Molto tran­quil­lo ist ein konzen­tri­ertes und far­ben­re­ich­es Klang­bild von etwa fünf Minuten Spiel­d­auer. Das kurze Kam­mer­musik­w­erk ist Györ­gy Kurtág zu dessen 90. Geburt­stag gewid­met und wurde am 18. Feb­ru­ar dieses Jahres im Budapest Music Cen­ter von Gerge­ly Ittzés (Flöten), Judit Szabó (Vio­lon­cel­lo) und Péter Kiss (Klavier) uraufge­führt.
Die Flöte wech­selt zwis­chen Pic­co­lo- und Alt­flöte. Flat­terzun­gen­klänge und Tremolo­ef­fek­te bes­tim­men die in engen Inter­vallschrit­ten geführte Stimme. Das Vio­lon­cel­lo spielt mit Sko­r­datur: Die C-Saite wird um einen Halbton, später um einen Ganz­ton nach unten ges­timmt. Sehr hil­fre­ich und auf­führung­sprak­tisch von großem Nutzen ist in der Cel­lostimme die Dop­pel­no­ta­tion in Griffno­ta­tion und klin­gen­der Nota­tion, sodass die Glis­san­di, Fla­geo­letts und Sko­r­daturk­länge um so bess­er aus­führbar sind.

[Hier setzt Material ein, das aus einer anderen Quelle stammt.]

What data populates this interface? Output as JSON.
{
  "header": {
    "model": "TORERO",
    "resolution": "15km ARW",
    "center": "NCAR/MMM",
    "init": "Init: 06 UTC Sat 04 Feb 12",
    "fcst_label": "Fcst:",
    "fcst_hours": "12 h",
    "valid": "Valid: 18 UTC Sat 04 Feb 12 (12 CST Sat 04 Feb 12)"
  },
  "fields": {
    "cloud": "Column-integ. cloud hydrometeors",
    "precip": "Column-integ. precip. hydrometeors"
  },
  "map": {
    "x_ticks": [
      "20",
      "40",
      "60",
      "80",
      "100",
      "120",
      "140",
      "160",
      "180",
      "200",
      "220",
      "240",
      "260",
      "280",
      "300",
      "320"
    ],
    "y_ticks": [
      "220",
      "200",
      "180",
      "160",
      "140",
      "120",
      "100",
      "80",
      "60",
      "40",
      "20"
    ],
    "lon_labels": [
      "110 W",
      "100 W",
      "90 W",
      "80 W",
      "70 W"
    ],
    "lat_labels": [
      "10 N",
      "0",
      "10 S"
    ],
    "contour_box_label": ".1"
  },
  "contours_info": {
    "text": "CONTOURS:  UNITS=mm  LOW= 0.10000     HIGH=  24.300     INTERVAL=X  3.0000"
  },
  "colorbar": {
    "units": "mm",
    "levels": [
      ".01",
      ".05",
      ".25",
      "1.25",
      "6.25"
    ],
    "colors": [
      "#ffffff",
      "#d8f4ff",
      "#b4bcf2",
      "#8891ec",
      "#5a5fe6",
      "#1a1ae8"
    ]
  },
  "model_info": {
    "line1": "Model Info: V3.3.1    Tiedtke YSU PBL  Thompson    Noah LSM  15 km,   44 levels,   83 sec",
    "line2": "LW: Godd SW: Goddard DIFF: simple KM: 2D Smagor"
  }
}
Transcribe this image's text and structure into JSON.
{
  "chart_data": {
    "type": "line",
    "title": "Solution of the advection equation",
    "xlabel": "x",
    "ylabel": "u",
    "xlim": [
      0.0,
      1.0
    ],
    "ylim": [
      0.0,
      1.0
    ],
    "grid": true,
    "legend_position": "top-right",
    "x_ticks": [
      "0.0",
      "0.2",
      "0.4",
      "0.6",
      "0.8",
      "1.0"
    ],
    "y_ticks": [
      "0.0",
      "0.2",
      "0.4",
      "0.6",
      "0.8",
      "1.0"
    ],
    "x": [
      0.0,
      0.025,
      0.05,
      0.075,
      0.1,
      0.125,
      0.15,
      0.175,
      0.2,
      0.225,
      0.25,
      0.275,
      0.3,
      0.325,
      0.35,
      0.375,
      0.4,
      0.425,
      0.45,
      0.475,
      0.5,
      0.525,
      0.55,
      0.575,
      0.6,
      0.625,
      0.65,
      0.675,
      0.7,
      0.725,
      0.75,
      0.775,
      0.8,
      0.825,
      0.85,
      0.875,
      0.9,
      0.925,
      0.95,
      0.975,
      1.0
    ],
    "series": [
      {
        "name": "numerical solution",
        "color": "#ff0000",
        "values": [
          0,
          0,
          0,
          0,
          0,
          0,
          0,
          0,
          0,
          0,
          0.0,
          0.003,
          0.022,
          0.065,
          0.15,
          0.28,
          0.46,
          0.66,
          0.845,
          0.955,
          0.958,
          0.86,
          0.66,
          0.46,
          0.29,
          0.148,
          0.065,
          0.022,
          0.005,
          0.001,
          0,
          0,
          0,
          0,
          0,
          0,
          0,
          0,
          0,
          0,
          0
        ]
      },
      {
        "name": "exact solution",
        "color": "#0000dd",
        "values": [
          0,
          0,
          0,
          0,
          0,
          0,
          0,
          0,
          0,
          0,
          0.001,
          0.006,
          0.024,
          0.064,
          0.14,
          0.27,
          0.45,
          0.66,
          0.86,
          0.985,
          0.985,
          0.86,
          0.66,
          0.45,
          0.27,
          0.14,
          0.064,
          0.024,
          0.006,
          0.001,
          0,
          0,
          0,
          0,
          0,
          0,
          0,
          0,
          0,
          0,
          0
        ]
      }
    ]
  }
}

Der Klavier­satz – neben eini­gen Glis­san­di gibt es auf­fal­l­end viele große Sep­ti­men – ist geprägt von gelösten Floskeln, schnellen Par­al­lel­läufen und ein­er genau aus­bal­ancierten Dra­maturgie, die bis ins kle­in­ste Detail notiert ist. Man spürt in jedem Takt den erfahre­nen Kom­pon­is­ten, der ein­er­seits die Klangeigen­schaften der einzel­nen Instru­mente gut ken­nt und ander­seits in der Zusam­men­schau des Klang­bildes eine beein­druck­ende Dichte und eine gle­ichzeit­ig wohltuende Trans­parenz erzeugt, was Molto tran­quil­lo zu ein­er attrak­tiv­en Konz­ert­miniatur macht. Am Ende, nach einem arpeg­gierten Klavier­clus­ter, sinkt der pizzi­ca­to gespielte Vio­lon­cel­loton durch Fort­führung der Sko­r­datur in Vierteltö­nen bis zum Con­tra-G, unter­legt von einem sich auflösenden Klavierk­lang mit Quer­stand und dem ruhig gehal­te­nen, im Mez­zo­forte gespiel­ten tief­sten Ton der Alt­flöte.
Dieser sehr guten Aus­gabe – sechs­seit­ige Par­ti­tur mit vier­seit­iger Vio­lon­cel­lostimme und zwei­seit­iger Flöten­stimme – fehlen nur ein kurzes Vor­wort und Angaben zum Kom­pon­is­ten. Das Druck­bild ist aus­geze­ich­net und bleibt bei aller Kom­plex­ität immer deut­lich und über­sichtlich.